雨の匂い
玄関を出たときから、嫌な予感はあった。
「こりゃあ、ひと雨降るよ」
もう十年も前に亡くなった祖母の嗄れ声が、脳裏に蘇る。
「お空がこんなに明るいのに、どうして雨が降るって分かるの?」
今日のように晴れているにもかかわらず、祖母が「ひと雨降る」と言う度に、僕は決まってそう尋ねた。まだ、声変わりという言葉も知らないころの話だ。
何度もしつこく尋ねる僕に対し、祖母は曇った表情を見せることはなかった。ただでさえ皺くちゃな顔に、さらに皺を寄せて笑った。
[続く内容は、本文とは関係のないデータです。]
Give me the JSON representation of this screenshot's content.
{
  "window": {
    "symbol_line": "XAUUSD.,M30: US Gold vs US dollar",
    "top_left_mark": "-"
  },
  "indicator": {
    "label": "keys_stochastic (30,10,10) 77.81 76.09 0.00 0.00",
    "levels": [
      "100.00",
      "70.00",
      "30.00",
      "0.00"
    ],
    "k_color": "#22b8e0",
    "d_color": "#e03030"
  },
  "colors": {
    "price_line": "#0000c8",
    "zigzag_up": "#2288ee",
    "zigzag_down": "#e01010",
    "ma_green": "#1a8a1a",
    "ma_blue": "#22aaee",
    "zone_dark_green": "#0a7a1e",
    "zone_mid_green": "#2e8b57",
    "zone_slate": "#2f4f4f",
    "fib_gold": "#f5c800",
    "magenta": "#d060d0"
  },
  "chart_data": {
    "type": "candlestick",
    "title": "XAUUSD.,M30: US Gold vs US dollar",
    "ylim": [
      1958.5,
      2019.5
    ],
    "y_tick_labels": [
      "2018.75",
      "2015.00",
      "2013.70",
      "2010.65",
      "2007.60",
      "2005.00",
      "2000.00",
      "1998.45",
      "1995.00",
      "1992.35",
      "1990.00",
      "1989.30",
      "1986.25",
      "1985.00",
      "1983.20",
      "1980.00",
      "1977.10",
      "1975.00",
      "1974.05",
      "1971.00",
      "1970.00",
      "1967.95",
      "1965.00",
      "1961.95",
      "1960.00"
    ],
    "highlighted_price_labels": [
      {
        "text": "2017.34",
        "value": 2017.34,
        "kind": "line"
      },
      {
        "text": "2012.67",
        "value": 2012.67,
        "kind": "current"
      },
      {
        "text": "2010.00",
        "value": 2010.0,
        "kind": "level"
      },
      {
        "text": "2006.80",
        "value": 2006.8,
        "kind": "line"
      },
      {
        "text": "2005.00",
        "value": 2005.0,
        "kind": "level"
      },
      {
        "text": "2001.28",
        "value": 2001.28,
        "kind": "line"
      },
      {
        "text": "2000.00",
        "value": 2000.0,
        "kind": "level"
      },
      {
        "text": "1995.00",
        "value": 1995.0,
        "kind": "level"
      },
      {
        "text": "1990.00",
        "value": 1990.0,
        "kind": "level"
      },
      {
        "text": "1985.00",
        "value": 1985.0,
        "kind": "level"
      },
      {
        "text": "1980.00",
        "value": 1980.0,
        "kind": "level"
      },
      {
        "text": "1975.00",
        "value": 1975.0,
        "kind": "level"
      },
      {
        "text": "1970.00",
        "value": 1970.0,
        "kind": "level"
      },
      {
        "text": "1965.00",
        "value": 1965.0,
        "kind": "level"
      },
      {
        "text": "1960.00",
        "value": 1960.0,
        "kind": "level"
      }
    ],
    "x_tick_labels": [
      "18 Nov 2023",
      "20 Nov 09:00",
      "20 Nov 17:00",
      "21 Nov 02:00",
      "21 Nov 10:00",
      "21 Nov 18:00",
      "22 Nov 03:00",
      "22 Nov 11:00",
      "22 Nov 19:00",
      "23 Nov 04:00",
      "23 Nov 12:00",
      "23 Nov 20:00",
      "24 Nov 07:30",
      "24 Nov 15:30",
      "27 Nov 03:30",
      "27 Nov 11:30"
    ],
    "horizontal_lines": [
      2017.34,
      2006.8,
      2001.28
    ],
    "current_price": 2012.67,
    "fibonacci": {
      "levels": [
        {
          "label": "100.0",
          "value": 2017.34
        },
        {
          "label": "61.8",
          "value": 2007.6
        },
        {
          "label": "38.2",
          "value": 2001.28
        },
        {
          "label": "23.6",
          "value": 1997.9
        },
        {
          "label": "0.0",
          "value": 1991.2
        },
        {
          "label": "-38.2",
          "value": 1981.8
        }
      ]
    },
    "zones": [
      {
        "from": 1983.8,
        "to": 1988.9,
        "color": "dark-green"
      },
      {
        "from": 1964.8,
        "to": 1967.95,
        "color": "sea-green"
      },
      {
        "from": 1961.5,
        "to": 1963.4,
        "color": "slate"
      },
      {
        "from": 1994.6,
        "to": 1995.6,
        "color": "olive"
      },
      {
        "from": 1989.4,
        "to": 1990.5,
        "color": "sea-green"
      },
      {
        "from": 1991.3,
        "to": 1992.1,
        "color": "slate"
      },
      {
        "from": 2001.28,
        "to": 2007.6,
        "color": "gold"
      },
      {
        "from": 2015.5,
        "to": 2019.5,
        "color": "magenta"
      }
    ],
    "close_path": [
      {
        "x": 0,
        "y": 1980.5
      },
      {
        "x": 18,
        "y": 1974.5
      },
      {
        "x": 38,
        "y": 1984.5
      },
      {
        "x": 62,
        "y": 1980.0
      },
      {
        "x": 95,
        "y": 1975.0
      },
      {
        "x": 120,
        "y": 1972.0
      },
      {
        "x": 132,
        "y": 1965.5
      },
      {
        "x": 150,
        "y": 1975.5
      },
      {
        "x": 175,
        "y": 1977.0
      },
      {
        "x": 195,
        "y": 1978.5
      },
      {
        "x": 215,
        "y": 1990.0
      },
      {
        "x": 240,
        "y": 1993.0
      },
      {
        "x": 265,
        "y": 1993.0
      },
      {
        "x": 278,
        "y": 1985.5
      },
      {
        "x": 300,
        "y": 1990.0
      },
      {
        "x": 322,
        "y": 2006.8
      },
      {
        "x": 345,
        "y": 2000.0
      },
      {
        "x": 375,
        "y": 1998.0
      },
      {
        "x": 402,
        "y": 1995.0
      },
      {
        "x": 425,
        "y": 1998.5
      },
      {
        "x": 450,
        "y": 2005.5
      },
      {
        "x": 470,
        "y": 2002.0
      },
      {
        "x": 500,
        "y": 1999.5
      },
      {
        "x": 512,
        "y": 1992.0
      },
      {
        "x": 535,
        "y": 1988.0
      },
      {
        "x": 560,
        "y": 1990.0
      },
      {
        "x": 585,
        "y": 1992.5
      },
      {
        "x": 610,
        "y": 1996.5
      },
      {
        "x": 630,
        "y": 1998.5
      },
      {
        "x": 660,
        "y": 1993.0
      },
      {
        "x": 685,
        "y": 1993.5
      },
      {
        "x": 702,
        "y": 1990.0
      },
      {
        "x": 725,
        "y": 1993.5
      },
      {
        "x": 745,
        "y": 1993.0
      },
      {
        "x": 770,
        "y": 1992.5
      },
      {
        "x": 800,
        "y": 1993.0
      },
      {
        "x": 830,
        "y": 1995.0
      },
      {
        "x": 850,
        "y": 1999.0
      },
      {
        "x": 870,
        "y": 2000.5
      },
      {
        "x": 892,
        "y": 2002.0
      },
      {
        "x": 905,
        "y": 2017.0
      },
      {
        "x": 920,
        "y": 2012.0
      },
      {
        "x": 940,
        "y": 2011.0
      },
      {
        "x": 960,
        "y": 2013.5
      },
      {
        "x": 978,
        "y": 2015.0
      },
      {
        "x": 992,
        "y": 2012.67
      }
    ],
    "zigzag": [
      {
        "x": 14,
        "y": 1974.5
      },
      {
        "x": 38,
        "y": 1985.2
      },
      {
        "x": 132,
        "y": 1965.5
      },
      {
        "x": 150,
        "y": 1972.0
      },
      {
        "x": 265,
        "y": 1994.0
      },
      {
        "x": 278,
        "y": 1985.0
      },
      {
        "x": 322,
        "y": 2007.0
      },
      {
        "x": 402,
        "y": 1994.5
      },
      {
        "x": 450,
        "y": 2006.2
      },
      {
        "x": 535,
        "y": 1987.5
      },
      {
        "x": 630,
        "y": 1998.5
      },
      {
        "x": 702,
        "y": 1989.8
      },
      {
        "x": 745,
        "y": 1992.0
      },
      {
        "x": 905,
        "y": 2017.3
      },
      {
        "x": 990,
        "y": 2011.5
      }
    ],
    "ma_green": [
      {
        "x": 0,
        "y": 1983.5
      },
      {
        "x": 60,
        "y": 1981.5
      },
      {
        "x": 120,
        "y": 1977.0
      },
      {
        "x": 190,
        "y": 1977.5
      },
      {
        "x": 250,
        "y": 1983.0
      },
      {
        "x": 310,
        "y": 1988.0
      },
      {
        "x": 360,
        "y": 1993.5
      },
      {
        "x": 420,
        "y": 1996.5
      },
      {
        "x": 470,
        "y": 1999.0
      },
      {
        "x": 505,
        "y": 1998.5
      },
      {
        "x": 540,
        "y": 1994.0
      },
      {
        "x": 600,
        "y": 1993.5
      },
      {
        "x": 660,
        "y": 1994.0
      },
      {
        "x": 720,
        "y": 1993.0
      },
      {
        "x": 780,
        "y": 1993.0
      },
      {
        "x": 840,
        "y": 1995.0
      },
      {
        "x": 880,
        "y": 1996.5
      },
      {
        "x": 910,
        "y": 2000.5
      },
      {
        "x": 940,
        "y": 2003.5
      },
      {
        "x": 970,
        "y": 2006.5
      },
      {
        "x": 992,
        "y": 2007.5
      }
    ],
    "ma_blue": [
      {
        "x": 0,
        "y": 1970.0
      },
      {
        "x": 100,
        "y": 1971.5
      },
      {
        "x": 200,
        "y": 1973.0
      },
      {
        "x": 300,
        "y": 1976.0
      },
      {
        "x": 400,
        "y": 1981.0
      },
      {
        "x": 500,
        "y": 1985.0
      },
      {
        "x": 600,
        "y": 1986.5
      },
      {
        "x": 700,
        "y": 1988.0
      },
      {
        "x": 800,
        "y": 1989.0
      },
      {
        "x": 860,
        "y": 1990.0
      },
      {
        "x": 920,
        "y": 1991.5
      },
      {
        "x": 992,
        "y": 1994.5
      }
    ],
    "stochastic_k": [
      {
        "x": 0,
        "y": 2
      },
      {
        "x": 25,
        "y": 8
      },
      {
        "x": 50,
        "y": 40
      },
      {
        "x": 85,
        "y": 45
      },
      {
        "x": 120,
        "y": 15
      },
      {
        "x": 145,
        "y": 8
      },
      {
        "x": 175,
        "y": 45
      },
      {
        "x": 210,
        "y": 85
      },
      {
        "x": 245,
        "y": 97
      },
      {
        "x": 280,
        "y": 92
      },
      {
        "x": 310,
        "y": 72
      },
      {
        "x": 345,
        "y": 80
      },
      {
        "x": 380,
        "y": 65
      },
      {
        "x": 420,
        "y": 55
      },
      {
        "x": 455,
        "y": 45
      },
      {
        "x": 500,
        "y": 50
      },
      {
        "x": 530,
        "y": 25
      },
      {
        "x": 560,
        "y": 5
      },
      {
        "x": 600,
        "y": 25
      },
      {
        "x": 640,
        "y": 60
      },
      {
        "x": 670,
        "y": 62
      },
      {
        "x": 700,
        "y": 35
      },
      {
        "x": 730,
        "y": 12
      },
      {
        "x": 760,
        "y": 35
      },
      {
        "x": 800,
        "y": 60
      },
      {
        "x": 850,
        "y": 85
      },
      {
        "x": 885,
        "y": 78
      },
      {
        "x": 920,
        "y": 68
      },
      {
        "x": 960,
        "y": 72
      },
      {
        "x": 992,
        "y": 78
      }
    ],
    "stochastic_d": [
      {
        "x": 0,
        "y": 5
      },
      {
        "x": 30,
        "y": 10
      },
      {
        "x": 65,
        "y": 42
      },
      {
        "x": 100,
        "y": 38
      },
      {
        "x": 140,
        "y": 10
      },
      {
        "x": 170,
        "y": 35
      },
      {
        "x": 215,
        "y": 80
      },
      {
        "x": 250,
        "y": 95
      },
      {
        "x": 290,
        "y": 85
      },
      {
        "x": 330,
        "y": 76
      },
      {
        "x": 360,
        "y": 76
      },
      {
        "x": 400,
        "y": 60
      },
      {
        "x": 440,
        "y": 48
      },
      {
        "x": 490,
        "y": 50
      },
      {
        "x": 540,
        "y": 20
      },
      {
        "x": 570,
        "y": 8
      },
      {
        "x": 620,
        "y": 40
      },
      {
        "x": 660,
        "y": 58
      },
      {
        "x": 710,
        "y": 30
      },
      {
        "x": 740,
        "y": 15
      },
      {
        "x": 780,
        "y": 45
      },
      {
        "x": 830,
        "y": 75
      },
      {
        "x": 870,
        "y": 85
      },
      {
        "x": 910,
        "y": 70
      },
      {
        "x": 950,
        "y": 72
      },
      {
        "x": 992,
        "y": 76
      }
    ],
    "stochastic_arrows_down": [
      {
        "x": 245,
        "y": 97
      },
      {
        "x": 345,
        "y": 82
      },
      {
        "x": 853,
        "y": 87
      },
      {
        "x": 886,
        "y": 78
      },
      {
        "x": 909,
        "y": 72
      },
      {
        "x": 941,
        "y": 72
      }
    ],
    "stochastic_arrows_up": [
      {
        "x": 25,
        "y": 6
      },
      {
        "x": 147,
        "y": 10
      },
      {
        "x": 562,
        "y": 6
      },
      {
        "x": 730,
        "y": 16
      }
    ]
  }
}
「なぜって、そりゃあ雨の妖精さんの声が聞こえるからさ」
そのやりとりは、祖母と僕の間の言わば「お約束」のようなものだった。
今になって思えば、最初は、年老いた祖母の口から「雨の妖精さん」などという愛らしい言葉が出てくるギャップが可笑しくてたまらなかったのだと思う。しかし、毎回、祖母の言ったとおりに雨が降ると、僕は段々と雨の妖精なる存在が本当にいるのではないかと思うようになり、「妖精さんは、目に見えるの?」とか「妖精さんは、どんな声をしているの?」などと、随分話をせがんだものだった。
「いつか僕も、妖精さんの声が聞こえるようになるかな?」
「そりゃあ、聞こえるようになるさ。晴樹は婆ちゃんの孫だもの」
祖母は自信たっぷりに言ったが、僕の二十五年の人生の中で、雨の妖精の声が聞こえたためしは、まだ一度もない。
ただ、絵に描いたような青空の下、ペインティングオイルにも似た微かな匂いが鼻孔をくすぐると、懐かしい嗄れ声が聞こえてくるような気がするだけだ。
僕は、普段から玄関先の靴箱の取っ手に引っ掛けてあるビニール傘を手に、自宅であるアパートの部屋を後にした。